On 9 April 2014, whilst on a research trip in Rio de Janeiro and Sao Paulo, I was invited by Professor Rita Andrade to give a paper at the Universidade Federal de Goiás, Brazil. This is a short extract from my paper, which examined National Geographic’s representation of Brazil through dress since the magazine celebrated its centennial in September 1988.
Reproduced within the centennial edition of National Geographic in September 1988 were all of the magazine covers published to date, on a 2-metre wide double-sided pull-out section. The thick glossy pages unfolded as far as the arms could stretch and played with the affective capacities of the beholder. To view the covers in their entirety, the beholder was required to hold the magazine in their hands and realign their body in relation to it: to press their chest forwards, to move their face closer to inspect the small printed details, to achieve a sensory relation with the textured surface and smell of the recently printed pages. This article will argue that the centennial edition of National Geographic was designed not merely to be read, but to be felt too. It initiated a shift, in which the magazine has sought to communicate with its readership not only in terms of linguistic signification or effect, but through the sensations, memories, emotions or affect that images of Brazilian dress have evoked in the National Geographic viewer.

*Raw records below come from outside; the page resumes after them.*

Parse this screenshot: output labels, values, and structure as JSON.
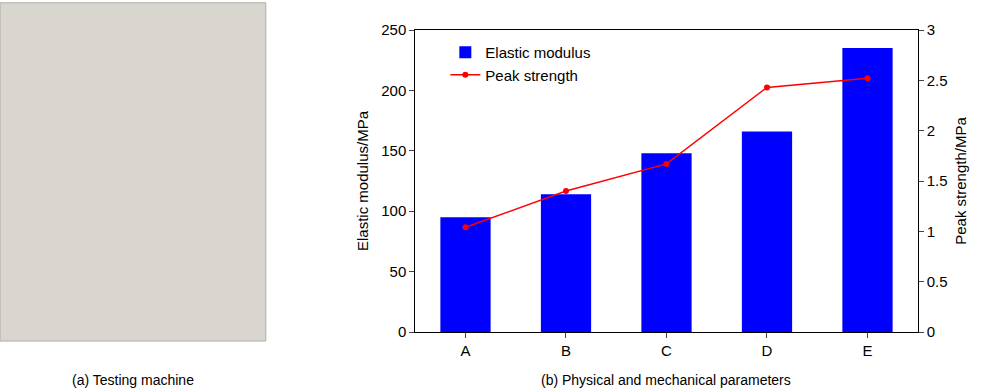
{
  "photo_caption": "(a) Testing machine",
  "chart_data": {
    "type": "bar",
    "xlabel": "(b) Physical and mechanical parameters",
    "ylabel": "Elastic modulus/MPa",
    "y2label": "Peak strength/MPa",
    "categories": [
      "A",
      "B",
      "C",
      "D",
      "E"
    ],
    "series": [
      {
        "name": "Elastic modulus",
        "type": "bar",
        "color": "#0000ff",
        "values": [
          95,
          114,
          148,
          166,
          235
        ]
      },
      {
        "name": "Peak strength",
        "type": "line",
        "color": "#ff0000",
        "marker": "circle",
        "axis": "y2",
        "values": [
          1.04,
          1.4,
          1.67,
          2.43,
          2.52
        ]
      }
    ],
    "ylim": [
      0,
      250
    ],
    "yticks": [
      0,
      50,
      100,
      150,
      200,
      250
    ],
    "y2lim": [
      0,
      3
    ],
    "y2ticks": [
      0,
      0.5,
      1,
      1.5,
      2,
      2.5,
      3
    ],
    "legend": "upper left",
    "grid": false
  }
}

Within the article the then editor of National Geographic, Wilber E. Garrett (1980-1990) commented (my italics): ‘Though I can’t relate to all of them, these covers mark a century of holding up to the world our uniquely objective publishing mirror’. He then asserted a point of departure from the magazine’s previous editorial objectives, by declaring the need for ‘a once-in-a-century bit of introspection – holding up the mirror to ourselves for a change… we’re looking ahead to the next 100 years.’ Representation does not simply mirror but actively constructs, manufacturing the objects of its gaze as much as registering them: it is in this sense that each photograph reproduced in National Geographic has necessarily extended, altered and distorted the metaphorical ‘mirror’ originally held up by the National Geographic photographer or National Geographic author to his or her subject.
An example can be seen in a photograph that appeared in a National Geographic article in December 1988 entitled ‘Last Days of Eden: Rondonia’s Urueu-Wau-Wau Indians’. It captured a young girl as she stared at her reflection in a shiny silver and green balloon which she held in her right hand, whilst she traced the contours of her face with her left hand. A caption underneath the photograph read: ‘Captivated by her own image, an Urueu-Wau-Wau girl studies a plaything from another world at an outpost of Funai, Brazil’s National Foundation for the Indian’. Materiality is central to a viewer’s visual interpretation of this image. Viewers have a heightened awareness of their own bodies as they sit in quiet contemplation of the magazine, which is held in their hands or perhaps rested on their lap, and flip through the smooth, silky pages – possibly even handing them to another family member or friend for consideration. This bodily engaged way of viewing images in National Geographic focuses the act of looking, and draws attention to the act of looking being performed by the subject of the photograph, who stares at her own reflection in the shiny surface of the balloon whilst stroking her cheek. This engenders a feeling of identification between viewer and subject, despite the disparities in geographical location and generational experience, through the viewer’s own heightened awareness of being-in-the-world. As Eugenie Shinkle has pointed out, ‘So-called “mirror neurons” in the brain fire not only when we perform a particular action ourselves, but when we witness someone else performing it.’ Shinkle has examined the process by which, when we look at the postures and gestures made by a body (in this case, the girl tracing her reflection on the skin of her face) we do not simply read it in terms of a represented body, but we map these postures and gestures onto our own body. National Geographic self-reflexively plays with the performative nature of image-making through the use of gesture, which produces a heightened awareness of the process of looking in the National Geographic viewer. The use of gesture invites empathy between subject and viewer on a bodily level, as the subject movements are synchronized with the viewer’s own physical, emotional and intellectual being.
Sources:
Garrett, W. E. (1988) ‘Within the Yellow Border…’, National Geographic, 174:3, September,
p. 270-286.
McIntyre, L. (with photographs by W. Jesco von Puttkamer) (1988) ‘Last Days of Eden: Rondonia’s Urueu-Wau-Wau Indians’, National Geographic, 174:6, December, p. 804.
Shinkle, E. (2010) ‘The Line Between the Wall and the Floor: Reality and Affect in Contemporary Fashion Photography’, in Shinkle, ed., Fashion as Photograph: Viewing and Reviewing Images of Fashion, London and New York: I. B. Tauris, p. 220.